The astronaut has big plans for reaching out directly to children and families at the museum through public events. It will be a rare opportunity for young people to meet face-to-face with a real astronaut as he ignites their interest in science, technology, engineering and math. “Curious young minds love to discover how gravity profoundly affects our bodies, changes how machines work, and enables research that is not possible on Earth,” said Wolf, “We can take advantage of the instinctual attraction for space—its beauty, dangers, the marvel of accomplishments—to energize our young scientific minds right here on Earth. Yes, we are excited about the new programs and exhibits, but the powerful impact on our young visitors is what really sends us into orbit.”
The museum is also pleased to announce a partnership with Purdue University to explore new opportunities in the space and engineering areas and collaborate on future programs and exhibits in conjunction with Purdue University Libraries and its Barron Hilton Flight and Space Exploration Archives, part of the Virginia Kelly Karnes Archives and Special Collections Research Center.
“This is a tremendous opportunity for children to be inspired at the world’s largest children’s museum," said Purdue President Mitch Daniels. "Young people can share the same dreams that touched astronauts and scientists like David Wolf and learn how to launch those dreams in the classroom, much as he did during his time at Purdue."
The Children’s Museum would like to extend a special thank you to the Irwin Rose family for the lead gift, which made it possible for Extraordinary Scientist-in-Residence David Wolf to join our team.

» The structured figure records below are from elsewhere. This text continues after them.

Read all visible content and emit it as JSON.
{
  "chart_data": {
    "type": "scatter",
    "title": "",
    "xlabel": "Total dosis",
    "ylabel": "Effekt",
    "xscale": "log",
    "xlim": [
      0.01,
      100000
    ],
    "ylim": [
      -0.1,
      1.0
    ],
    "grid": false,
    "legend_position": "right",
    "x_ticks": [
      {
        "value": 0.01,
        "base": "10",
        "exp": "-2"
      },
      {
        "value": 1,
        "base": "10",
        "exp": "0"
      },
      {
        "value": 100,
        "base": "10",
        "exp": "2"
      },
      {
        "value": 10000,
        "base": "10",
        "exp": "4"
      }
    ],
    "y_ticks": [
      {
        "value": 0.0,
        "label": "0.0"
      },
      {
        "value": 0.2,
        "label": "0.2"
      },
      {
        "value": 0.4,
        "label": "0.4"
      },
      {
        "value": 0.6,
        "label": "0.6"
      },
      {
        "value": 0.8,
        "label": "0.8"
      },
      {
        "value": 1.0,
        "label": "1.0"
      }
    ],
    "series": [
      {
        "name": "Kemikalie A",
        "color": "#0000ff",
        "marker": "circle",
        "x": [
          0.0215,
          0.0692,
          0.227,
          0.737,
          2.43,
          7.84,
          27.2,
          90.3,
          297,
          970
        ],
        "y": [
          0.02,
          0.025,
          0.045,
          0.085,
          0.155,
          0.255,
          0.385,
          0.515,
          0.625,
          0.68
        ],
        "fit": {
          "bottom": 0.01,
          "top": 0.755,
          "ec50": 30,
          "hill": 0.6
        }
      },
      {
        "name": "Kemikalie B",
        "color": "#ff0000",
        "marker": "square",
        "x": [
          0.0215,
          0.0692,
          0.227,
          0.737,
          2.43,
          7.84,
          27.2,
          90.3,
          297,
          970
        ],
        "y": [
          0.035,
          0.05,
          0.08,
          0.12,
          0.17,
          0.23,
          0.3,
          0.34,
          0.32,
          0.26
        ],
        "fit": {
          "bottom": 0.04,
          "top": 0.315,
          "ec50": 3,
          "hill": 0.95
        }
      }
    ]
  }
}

The Children's Museum of Indianapolis is a nonprofit institution committed to creating extraordinary family learning experiences across the arts, sciences, and humanities that have the power to transform the lives of children and families. For more information about The Children's Museum, visit www.childrensmuseum.org, follow us on Twitter @TCMIndy, Facebook.com/childrensmuseum and YouTube.
Founded in 1869, Purdue serves its state, as well as the nation and the world, and has more than 39,000 students from all 50 states and 130 countries on its West Lafayette campus. Noted for its science, technology, engineering and math (STEM) disciplines, Purdue has 23 alumni astronauts. Purdue Libraries is home to the Barron Hilton Flight and Space Exploration Archives, which includes collections from some of the most iconic names in flight and space travel. The flight archives house papers and artifacts from alumni astronauts Neil Armstrong and Eugene Cernan, the first and most recent persons to walk on the moon; Janice Voss, Roy Bridges and Jerry Ross; as well as the world's largest compilation of papers, memorabilia and artifacts related to Amelia Earhart.